ACLU policy counsel Alexander Shalom says most police officers behave properly, but the new app can record discretely  -- the phone's screen turns black while working -- to help protect the public from officers who don't.
Shalom says citizens are reluctant to report police misconduct because they don't think they will be believed.
 

"Who after all would believe a citizen, particularly a citizen with a criminal record, when a police officer gives a varying account of what happened. Here you have the neutral third party, the videotape, to break the tie, to say this is what really happened."
 

Police officials don't believe this is a big deal. New Jersey Chiefs of Police Association executive director Mitchell Sklar says most police respect people's rights.

"The reality of the modern world is wherever you go almost everyone has a camera and video device already on them on their phone. So everyone should act, whether you're police or not, as if you're being recorded because you probably are."

The ACLU is concerned that police might try to erase the recordings, but Sklar says it's illegal to do that.
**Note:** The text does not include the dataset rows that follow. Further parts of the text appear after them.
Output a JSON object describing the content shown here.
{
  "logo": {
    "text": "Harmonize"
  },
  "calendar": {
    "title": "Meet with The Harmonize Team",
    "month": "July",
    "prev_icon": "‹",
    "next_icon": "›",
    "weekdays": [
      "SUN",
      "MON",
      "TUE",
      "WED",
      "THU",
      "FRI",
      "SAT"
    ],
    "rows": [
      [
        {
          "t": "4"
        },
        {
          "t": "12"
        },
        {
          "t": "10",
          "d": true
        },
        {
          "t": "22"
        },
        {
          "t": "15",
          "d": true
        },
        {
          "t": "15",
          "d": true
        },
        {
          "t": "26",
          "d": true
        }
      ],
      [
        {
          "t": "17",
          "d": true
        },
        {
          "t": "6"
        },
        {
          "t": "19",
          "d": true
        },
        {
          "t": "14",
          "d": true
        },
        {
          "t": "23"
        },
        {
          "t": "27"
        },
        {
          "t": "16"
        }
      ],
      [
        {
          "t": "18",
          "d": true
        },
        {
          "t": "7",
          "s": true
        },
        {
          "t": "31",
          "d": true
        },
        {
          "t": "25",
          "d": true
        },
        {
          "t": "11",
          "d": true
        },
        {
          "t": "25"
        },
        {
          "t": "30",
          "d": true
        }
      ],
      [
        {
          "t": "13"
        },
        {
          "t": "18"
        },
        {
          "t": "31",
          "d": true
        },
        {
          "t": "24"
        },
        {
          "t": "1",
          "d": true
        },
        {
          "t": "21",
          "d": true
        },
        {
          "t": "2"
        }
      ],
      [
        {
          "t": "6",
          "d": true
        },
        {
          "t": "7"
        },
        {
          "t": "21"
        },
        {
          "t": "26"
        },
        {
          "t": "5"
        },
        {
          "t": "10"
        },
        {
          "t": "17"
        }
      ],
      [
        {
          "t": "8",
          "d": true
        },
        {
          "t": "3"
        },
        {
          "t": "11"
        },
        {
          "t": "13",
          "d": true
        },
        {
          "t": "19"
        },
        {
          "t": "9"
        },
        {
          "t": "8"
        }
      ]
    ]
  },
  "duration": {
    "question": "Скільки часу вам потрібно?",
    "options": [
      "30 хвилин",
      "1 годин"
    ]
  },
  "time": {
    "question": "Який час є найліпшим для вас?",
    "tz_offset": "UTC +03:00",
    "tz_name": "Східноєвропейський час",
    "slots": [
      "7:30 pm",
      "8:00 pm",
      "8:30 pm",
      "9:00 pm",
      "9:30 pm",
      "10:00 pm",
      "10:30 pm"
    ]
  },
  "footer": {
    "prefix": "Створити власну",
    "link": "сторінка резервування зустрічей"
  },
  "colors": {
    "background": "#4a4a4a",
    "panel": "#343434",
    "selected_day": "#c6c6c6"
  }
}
Even if that was done, he says the recordings can be retrieved forensically.
 

James Stewart is president of the Newark Fraternal Order of Police. He doesn’t have a problem with the app, but he says people need to be careful about reaching for it when about to be stopped or questioned by police.
 

"To suddenly pull out a small black object out of his pocket or his backpack, and attempt to turn it on and film the police, in a dark situation that action could be mistaken for something else and that could lead to consequences that no one is looking forward to."

The app is available now for Android smartphones on the ACLU's website.  An iPhone version is in the works.